In Japan, it peaked at #6 on the Oricon charts, which was the band's highest ever rank on a mainstream music chart at the time.

==Track listing==
Version 1 (promotional CD)
1. "Tsubasa" – 4:59 (Wings)
2. "Ruri no Ame" – 4:23 (瑠璃の雨 Lapis Lazuli Rain)
3. "Tsubasa" Music Video

Version 2 (CD)
1. "Tsubasa" – 4:59
2. "Ruri no Ame" – 4:23
3. "Ruri no Ame" Music Video

Version 3 (CD)
1. "Tsubasa" – 4:59
2. "Ruri no Ame" – 4:23
3. "Follow Me" – 3:12

==Music videos==

A screenshot of Tsubasa, depicting the green lasers and the band playing the song

The music video for "Tsubasa" features the band members in uniform as they perform in either a dark room filled with green lasers or a large ethereal stage with large panels displaying imagery similar to music visualizations. Several scenes depict vocalist Shou in a room surrounded by mirrors and lasers. Some scenes also show several buildings and a flower crumbling away into blocks.

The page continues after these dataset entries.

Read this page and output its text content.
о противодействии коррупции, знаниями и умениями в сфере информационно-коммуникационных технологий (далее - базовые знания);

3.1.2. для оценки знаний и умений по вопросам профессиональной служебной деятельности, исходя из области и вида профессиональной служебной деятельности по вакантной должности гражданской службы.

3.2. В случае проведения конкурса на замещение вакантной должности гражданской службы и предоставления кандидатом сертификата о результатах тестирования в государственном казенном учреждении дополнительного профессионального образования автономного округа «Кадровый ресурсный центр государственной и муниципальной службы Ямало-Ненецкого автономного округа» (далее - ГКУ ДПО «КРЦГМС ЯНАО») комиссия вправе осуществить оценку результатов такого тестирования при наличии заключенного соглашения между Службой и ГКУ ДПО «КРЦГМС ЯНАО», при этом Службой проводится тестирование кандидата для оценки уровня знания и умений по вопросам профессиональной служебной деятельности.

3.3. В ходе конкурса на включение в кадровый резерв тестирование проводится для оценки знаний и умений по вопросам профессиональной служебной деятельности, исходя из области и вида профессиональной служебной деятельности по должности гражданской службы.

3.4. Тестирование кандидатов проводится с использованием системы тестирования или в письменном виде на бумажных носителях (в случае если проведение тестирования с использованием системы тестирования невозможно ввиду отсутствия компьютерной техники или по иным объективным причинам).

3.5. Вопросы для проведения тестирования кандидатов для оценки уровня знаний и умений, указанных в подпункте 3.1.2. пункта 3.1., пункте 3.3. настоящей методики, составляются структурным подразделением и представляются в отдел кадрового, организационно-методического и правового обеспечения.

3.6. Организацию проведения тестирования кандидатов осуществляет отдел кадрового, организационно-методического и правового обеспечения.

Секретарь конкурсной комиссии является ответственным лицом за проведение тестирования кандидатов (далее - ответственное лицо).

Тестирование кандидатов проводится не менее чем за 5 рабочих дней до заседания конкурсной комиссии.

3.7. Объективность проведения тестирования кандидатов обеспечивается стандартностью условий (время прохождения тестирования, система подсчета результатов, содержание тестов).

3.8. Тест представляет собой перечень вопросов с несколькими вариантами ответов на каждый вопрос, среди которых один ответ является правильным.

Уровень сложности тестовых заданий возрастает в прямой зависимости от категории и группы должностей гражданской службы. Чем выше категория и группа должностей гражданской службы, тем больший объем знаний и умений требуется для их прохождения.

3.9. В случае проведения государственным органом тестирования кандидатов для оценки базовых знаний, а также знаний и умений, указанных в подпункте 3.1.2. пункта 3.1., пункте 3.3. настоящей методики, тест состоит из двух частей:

The music video for "Ruri no Ame" features the band in a Japanese villa as heavy rain pours outside. The interior of the villa features a mix of design influences, with tatami and shōji as well as draperies, glass windows, shaded lamps, and elaborately woven chairs. Each member is shown holding different objects - Tora holding a calligraphy brush, Hiroto holding/playing the shamisen, Nao holding a colourful ball-like object and Saga holding an oil paper umbrella. Vocalist Shou sings to the song as it plays while the rest of the band remain motionless around the house while contemplating. The clip also shows a mysterious woman in a kimono, walking around the house and dancing while it rains.